她听见路过的学生也说起他们这次考试的成绩,长头发的女生说:“欸,这分数总是不上不下,怎么办呀,待会儿又要被我那家教老师痛批。”
短发女生安慰道:“没事儿,成绩起伏很正常。”
长发女生:“我要是有周季礼那个脑子就好了,早早被E国的GSA大学,A大,M国的CQ大学三校争抢,毁灭吧,我不想努力了。”
短发女生:“要想被保送恐怕要更努力吧,听说他从小就参加大大小小的数学竞赛,他可能小时候都没什么空余时间,被那么多学校抢不是很正常嘛。”
长发女生平衡了,“也是,好歹我拥有了快乐的童年。”
丁岁听着这两个女生站在她旁边等车时旁若无人的聊天,她心里有些惆怅。
要多优秀才能和他并肩啊,她一时没了底气。
正发着呆,右肩被一支白皙有力的手臂搭着,耳边呼着炙热的气息,“想什么呢,叫你好几声儿都没反应。”
丁岁回过神来,将自己的成绩藏在心底,等她再进步一点再告诉他吧。
她随意找了个借口,“可能没睡好,走了会儿神。”
周季礼问:“今天还去便利店?”
“去的。”
少年不情不愿,“好吧。
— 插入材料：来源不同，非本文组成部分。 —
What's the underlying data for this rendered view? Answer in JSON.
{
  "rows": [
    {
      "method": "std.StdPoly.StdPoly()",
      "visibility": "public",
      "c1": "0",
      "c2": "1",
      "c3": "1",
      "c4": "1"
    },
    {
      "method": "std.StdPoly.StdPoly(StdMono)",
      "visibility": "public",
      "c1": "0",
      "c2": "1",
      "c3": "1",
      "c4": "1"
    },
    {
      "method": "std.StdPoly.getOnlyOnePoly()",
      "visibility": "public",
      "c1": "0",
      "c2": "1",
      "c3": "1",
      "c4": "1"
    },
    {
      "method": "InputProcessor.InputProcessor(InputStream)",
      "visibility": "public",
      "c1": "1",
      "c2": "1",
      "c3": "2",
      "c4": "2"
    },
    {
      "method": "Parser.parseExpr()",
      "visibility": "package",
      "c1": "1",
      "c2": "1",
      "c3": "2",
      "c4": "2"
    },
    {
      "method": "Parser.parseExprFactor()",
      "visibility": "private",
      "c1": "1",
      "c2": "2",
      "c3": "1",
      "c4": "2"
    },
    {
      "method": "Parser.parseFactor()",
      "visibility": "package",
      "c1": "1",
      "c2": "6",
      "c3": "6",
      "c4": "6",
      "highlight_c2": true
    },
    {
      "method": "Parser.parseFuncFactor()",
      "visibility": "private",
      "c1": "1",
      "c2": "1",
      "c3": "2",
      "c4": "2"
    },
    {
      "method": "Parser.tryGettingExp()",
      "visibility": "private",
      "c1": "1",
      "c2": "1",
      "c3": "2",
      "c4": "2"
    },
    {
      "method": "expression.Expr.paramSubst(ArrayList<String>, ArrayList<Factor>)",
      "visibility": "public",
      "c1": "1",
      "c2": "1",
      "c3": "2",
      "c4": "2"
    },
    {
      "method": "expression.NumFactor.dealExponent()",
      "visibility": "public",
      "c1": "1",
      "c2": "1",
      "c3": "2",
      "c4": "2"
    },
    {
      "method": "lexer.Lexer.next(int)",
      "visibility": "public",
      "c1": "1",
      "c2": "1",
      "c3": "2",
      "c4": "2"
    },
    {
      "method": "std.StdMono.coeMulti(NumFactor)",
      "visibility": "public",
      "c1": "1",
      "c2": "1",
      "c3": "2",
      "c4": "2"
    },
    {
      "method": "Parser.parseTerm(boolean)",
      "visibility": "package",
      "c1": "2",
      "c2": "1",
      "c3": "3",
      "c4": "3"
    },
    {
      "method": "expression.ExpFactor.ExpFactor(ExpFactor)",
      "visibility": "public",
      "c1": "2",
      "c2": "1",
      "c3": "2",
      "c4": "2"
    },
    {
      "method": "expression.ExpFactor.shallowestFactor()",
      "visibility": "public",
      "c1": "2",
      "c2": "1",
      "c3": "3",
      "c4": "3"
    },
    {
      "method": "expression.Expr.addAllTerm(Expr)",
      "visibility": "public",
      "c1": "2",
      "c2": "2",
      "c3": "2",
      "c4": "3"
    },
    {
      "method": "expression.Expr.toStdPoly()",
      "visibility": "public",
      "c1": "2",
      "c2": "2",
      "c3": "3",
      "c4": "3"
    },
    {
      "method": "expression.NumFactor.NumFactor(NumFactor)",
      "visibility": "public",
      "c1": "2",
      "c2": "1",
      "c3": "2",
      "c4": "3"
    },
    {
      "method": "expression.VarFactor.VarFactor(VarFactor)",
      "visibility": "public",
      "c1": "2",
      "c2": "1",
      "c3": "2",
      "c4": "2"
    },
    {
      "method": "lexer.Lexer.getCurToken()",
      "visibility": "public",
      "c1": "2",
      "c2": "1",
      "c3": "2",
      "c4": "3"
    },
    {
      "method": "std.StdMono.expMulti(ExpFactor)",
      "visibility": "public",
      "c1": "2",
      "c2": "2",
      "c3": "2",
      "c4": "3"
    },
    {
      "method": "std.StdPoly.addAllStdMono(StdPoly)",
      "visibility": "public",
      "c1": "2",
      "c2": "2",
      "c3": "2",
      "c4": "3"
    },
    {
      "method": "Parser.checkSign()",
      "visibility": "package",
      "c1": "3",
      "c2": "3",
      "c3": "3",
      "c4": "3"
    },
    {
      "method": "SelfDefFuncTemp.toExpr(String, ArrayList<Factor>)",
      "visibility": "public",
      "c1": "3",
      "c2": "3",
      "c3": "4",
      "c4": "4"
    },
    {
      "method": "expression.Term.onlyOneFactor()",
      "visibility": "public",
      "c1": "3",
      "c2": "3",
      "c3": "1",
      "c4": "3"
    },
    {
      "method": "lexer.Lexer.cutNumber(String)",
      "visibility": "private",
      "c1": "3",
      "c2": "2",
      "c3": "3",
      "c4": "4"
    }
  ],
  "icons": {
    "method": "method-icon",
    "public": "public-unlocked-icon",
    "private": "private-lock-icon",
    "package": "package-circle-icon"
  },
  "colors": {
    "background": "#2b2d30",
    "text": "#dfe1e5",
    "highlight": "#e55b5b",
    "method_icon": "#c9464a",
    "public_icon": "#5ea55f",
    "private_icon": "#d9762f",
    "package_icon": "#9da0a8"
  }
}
”
丁岁在两人分开时问他,“寒假你还会在南城吗?”
周季礼好笑道:“不在南城我还能在哪?”脑子划过一缕光,连忙翻开书包,将傅行歌给她的东西递给她,“对了,差点儿忘了,我四姐从国外带回来的小玩意儿。”
丁岁惊讶,“给......我的?”
周季礼理所当然,“肯定给你啊,只能给你。”
她将东西推回去,“我不能收,我没东西回......”
他不以为然,“不用回,都说小玩意儿,我家里多得放不下了。”
丁岁见他执着也不好不收,“那......替我谢谢四姐。”
她在店里看着他的背影走远,眉心微蹙,这一晚她很心绪不宁。
翌日,丁岁在上学途中打了好几个哈欠,正张嘴想打第五个哈欠时有人和她打招呼,“嗨,丁岁。”
她硬生生把哈欠吞了下去,寻着声音放眼望去,是上次和夸了她一句就匆匆跑走的女孩儿。
丁岁朝她笑了下,回了一句,“早上好。”
那女孩儿似乎很激动,丁岁眼尖的看到她身旁的朋友的校服被她捏皱,她好意提醒,“同学,她的衣服要报废了。”
她一听立即松了手,羞涩道:“见笑,见笑。”
丁岁莞尔一笑,气氛逐渐淡了下来,她觉得她们光站着有点奇怪,想着要不要走两步就听见身后的声音,“干什么呢,丁岁岁。”
这个称呼也只有一个人叫,丁岁转头看他已经来到她身边,便向他介绍,“这个同学上次夸我好看,所以和她打招呼。”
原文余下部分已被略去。